Saat kapal penumpang yang semula bernama “Great Emerald” itu karam, penulis sedang meliput Pekan Olahraga dan Seni (Porseni) Mahasiswa di Manado.

Menurut Indar Bahadi, ketika bertugas di Papua, menghadapi masyarakat yang cara berpikirnya belum maju. Terkadang dulu itu, mereka menyelesaikan sesuatu itu dengan kekerasan. Itu mungkin terbatasnya mereka bergaul dan berinteraksi dengan masyarakat lainnya. Kurang berinteraksi dengan orang luar.

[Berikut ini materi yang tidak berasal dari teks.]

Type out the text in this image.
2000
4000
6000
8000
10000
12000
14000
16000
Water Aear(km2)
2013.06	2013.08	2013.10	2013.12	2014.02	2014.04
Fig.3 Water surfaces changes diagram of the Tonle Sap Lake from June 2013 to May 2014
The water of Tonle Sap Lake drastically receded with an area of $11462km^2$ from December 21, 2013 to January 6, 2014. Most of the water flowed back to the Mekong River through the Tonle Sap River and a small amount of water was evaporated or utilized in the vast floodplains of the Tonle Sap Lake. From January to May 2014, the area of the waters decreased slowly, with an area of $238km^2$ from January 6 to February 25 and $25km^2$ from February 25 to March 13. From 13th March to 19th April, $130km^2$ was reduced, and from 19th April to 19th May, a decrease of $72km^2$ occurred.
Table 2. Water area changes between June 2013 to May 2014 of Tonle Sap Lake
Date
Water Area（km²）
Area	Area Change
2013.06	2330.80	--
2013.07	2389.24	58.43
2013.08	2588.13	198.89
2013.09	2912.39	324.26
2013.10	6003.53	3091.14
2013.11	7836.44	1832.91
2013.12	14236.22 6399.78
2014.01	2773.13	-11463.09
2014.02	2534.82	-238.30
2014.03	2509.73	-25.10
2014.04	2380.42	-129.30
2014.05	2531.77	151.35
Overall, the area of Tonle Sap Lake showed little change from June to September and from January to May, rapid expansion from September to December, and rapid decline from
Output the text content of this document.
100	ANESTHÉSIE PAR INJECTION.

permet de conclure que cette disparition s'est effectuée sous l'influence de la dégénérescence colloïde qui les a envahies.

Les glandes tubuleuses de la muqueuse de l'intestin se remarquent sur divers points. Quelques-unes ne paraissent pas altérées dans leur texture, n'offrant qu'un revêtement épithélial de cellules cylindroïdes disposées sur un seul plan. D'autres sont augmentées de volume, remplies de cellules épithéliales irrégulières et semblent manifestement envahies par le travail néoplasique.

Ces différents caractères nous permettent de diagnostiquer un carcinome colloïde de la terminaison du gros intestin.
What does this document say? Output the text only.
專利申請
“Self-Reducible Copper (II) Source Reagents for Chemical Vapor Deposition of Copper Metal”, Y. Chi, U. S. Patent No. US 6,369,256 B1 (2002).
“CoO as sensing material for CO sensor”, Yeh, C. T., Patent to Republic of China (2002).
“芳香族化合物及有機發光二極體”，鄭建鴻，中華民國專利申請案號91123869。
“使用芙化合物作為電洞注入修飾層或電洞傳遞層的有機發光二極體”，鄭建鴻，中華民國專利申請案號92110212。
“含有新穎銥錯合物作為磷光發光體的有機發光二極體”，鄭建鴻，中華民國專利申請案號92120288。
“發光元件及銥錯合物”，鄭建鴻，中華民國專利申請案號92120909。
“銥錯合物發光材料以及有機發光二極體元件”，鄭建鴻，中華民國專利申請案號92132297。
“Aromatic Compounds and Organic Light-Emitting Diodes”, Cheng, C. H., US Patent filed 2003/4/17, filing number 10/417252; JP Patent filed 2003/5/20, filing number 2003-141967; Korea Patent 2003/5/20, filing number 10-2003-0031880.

Dulu, sebelum pendatang menyambangi daerah itu, mereka masih ketat dengan budayanya yang mungkin menurut orang lain masih primitif. Makanan juga belum tersedia dan belum mampu mengolah alam dan potensinya. Kepada para pendatang, mereka tidak belajar. Akhirnya, menimbulkan rasa iri, yang sebenarnya bersumber dari kemalasan mereka sendiri. “Padahal, daerah mereka memiliki potensi yang besar,” sambung penulis.

“Ya, itu kan media yang besar-besarkan, dan itu justru menjerumuskan mental mereka. Bagaimana negara mengatasinya, mestinya harus mengambil pengalaman orang-orang yang pernah bertugas di sana. Inspirasinya apa. Pendekatan budaya mereka seperti ini,” sentil Indar Bahadi yang masuk hingga ke wilayah di dekat Papua Nugini (PNG) dan Agats, di bagian selatan di dekat Merauke.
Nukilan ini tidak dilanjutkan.